Recast from nulls-allowed to nulls-disallowed


#1

The recast operator allows changing from a nulls-disallowed attribute to a nulls-allowed attribute.
How do I recast in the opposite direction?
Certain aggregation operators return double NULL DEFAULT null attributes even though there are no nulls in the input array and no null values produced by the aggregation operator.
I need to either override this behavior or recast the aggregation outputs back to double.


#2

See substitute(). A little more complex.

Typically the only codes used are missing code 0, the operator looks like

substitute ( input, build (<val:double> [x=0:0,1,0], 0), attribute_1, attribute_3)

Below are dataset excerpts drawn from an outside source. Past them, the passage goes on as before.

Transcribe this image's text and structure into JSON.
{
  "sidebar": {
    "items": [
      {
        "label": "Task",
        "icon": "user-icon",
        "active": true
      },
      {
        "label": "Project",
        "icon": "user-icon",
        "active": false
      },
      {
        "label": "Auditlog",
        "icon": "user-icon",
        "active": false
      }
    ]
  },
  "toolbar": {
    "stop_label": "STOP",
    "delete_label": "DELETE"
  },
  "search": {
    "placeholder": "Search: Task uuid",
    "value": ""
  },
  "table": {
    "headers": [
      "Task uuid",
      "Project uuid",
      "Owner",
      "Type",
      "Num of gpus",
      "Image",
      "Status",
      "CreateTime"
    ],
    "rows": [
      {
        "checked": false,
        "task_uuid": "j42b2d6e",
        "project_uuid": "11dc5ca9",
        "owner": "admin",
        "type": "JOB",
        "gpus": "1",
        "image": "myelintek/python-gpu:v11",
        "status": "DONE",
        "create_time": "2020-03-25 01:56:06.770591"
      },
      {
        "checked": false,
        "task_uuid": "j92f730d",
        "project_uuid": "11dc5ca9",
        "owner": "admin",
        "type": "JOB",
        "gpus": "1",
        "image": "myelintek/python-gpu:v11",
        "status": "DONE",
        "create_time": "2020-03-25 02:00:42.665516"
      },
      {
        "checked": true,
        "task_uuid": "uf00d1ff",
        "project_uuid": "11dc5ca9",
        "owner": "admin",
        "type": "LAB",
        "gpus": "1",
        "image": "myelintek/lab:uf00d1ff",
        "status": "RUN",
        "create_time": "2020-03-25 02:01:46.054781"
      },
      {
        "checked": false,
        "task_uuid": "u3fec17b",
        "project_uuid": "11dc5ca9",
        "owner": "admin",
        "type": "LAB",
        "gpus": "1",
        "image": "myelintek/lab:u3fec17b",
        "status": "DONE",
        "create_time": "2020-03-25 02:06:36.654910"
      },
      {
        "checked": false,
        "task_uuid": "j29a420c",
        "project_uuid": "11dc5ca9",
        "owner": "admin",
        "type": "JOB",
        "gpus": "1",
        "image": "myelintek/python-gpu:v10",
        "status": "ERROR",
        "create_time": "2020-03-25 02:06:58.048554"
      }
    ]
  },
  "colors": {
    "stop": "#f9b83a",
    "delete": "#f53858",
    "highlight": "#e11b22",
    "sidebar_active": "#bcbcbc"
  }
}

Where attribute_1 and attribute_3 are nullable doubles in the input, no longer nullable in the output.


#3

Alex, this is fine when there are actual null values that require substitution.
I guess my question is – why does scidb create a schema with double NULL DEFAULT null when there are:
(1) no nulls in the input array – and
(2) no nulls produced by the aggregation function in the output array – and
(3) the original input attribute schema is <value: double>


#4

Sure…

SciDB allows user-defined aggregates. Aggregates are quite powerful and it’s conceivable to write something that returns a NULL even if none of the input is NULL. UDAs are presented to us as a loadable module, and there isn’t (yet) an API to determine what the aggregate may or may not return. So a while ago we decided that the output of aggregation shall always be nullable, and that’s an easy, blanket rule followed whenever aggregates are used.

In some dev discussions we are wondering if we should just make everything nullable by default…


#5

But what about functions such as GLM that (if I understand correctly) require non-nullable inputs?
I still have to perform some type of schema conversion to go from <val: double DEFAULT NULL null> to <val: double>.
It could very well be that I misunderstand what GLM requires as independent and dependent inputs.


#6

You’re right and, unfortunately at the moment, youve got to run substitute.
We’re working to clean up many things like that. Hopefully in the future life will get much better.


#7

Frank?

We all feel your pain on this. There are two (inter) related issues.

  1. At the moment, the default “nullability” for a SciDB attribute is to have it reject any nulls. We decided to set our default behavior this way partly in response to what some folk in the science community were telling us (“missing” information is usually the consequence of an application error, so we should reject is by default) but in hindsight, I think this was a mistake.

So I’m just asking you (and anyone else in the community who’s interested) whether we should reverse the behavior, making attributes nullable by default. What we will also need to do is to ensure that we propagate the “missing” information correctly through the linear algebra: that is, lift the “you cannot put missing information into GLM” restriction but ensure that we do the right thing with missing information in the calculation.

  1. The second problem is that we’re kinda aggressive about rejecting queries just because there might be a problem. We should allow the query, and only throw a trap when the data in it actually does violate any constraints.

At the moment, though … Alex is right. substitute is the work-around.

Paul